InputStreams can customize pushback behavior to support more sophisticated support for pushback. For example, if you protect a stream using throwIfProducesMoreThan and unRead input, it will subtract the unread input from the total byte count. However, these extra features will not interfere with the basic pushback contract, given by the following law:

unRead c stream >> read stream == return (Just c)

When you build an InputStream using makeInputStream, it supplies the default pushback behavior which just saves the input for the next read call. More advanced users can use System.IO.Streams.Internal to customize their own pushback routines.

Thread Safety

IO stream operations are not thread-safe by default for performance reasons. However, you can transform an existing IO stream into a thread-safe one using the provided locking functions:

lockingInputStream  :: InputStream  a -> IO (InputStream  a)
lockingOutputStream :: OutputStream a -> IO (OutputStream a)

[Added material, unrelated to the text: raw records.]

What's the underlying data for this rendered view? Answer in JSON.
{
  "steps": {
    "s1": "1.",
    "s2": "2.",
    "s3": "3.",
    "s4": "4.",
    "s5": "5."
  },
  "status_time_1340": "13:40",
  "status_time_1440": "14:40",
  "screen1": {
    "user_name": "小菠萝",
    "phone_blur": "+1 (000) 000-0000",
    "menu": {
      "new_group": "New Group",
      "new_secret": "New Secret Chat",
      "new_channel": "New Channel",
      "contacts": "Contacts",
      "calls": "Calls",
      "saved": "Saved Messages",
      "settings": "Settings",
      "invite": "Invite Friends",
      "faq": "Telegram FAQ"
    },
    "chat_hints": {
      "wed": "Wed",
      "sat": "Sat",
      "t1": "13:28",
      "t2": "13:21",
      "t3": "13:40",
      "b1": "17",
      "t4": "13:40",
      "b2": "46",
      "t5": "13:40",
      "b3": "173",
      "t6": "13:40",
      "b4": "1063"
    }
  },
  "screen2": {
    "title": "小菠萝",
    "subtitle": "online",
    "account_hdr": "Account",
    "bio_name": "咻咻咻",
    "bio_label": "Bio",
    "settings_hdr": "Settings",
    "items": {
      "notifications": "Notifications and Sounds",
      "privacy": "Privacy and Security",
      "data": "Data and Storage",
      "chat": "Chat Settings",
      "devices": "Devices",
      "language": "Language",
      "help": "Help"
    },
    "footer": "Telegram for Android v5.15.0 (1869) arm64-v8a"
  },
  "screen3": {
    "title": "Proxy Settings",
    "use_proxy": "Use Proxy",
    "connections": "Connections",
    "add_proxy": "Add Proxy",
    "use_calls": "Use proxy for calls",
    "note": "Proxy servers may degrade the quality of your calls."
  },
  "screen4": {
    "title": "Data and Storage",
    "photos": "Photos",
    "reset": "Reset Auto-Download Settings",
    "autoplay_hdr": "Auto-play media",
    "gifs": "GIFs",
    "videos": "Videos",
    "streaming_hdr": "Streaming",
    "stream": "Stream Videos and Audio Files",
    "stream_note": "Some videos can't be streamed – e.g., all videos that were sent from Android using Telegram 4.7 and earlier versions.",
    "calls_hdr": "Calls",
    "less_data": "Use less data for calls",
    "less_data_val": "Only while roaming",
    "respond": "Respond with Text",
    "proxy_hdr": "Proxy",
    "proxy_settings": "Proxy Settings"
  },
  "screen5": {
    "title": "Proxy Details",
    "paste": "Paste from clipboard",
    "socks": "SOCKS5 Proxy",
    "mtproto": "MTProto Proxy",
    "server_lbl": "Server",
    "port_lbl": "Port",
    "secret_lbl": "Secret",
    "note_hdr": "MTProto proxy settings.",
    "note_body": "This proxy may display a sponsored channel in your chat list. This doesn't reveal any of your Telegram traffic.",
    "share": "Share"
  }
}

These functions do not prevent access to the previous IO stream, so you must take care to not save the reference to the previous stream.

Examples

The following examples show how to use the standard library to implement traditional command-line utilities:

{-# LANGUAGE OverloadedStrings #-}

import Control.Monad ((>=>), join)
import qualified Data.ByteString.Char8 as S
import Data.Int (Int64)
import Data.Monoid ((<>))
import System.IO.Streams (InputStream)
import qualified System.IO.Streams as Streams
import System.IO
import Prelude hiding (head)

cat :: FilePath -> IO ()
cat file = withFile file ReadMode $ \h -> do
    is <- Streams.handleToInputStream h
    Streams.connect is Streams.stdout

grep :: S.ByteString -> FilePath -> IO ()
grep pattern file = withFile file ReadMode $ \h -> do
    is <- Streams.handleToInputStream h >>=
          Streams.lines                 >>=
          Streams.filter (S.isInfixOf pattern)
    os <- Streams.unlines Streams.stdout
    Streams.connect is os

data Option = Bytes | Words | Lines

len :: InputStream a -> IO Int64
len = Streams.fold (\n _ -> n + 1) 0

wc :: Option -> FilePath -> IO ()
wc opt file = withFile file ReadMode $
    Streams.handleToInputStream >=> count >=> print
  where
    count = case opt of
        Bytes -> \is -> do
            (is', cnt) <- Streams.countInput is
            Streams.skipToEof is'
            cnt
        Words -> Streams.words >=> len
        Lines -> Streams.lines >=> len

nl :: FilePath -> IO ()
nl file = withFile file ReadMode $ \h -> do
    nats <- Streams.fromList [1..]
    ls   <- Streams.handleToInputStream h >>= Streams.lines
    is   <- Streams.zipWith
                (\n bs -> S.pack (show n) <> " " <> bs)
                nats
                ls
    os   <- Streams.unlines Streams.stdout
    Streams.connect is os

head :: Int64 -> FilePath -> IO ()
head n file = withFile file ReadMode $ \h -> do
    is <- Streams.handleToInputStream h >>= Streams.lines >>= Streams.take n
    os <- Streams.unlines Streams.stdout
    Streams.connect is os

paste :: FilePath -> FilePath -> IO ()
paste file1 file2 =
    withFile file1 ReadMode $ \h1 ->
    withFile file2 ReadMode $ \h2 -> do
    is1 <- Streams.handleToInputStream h1 >>= Streams.lines
    is2 <- Streams.handleToInputStream h2 >>= Streams.lines
    isT <- Streams.zipWith (\l1 l2 -> l1 <> "\t" <> l2) is1 is2
    os  <- Streams.unlines Streams.stdout
    Streams.connect isT os

yes :: IO ()
yes = do
    is <- Streams.fromList (repeat "y")
    os <- Streams.unlines Streams.stdout
    Streams.connect is os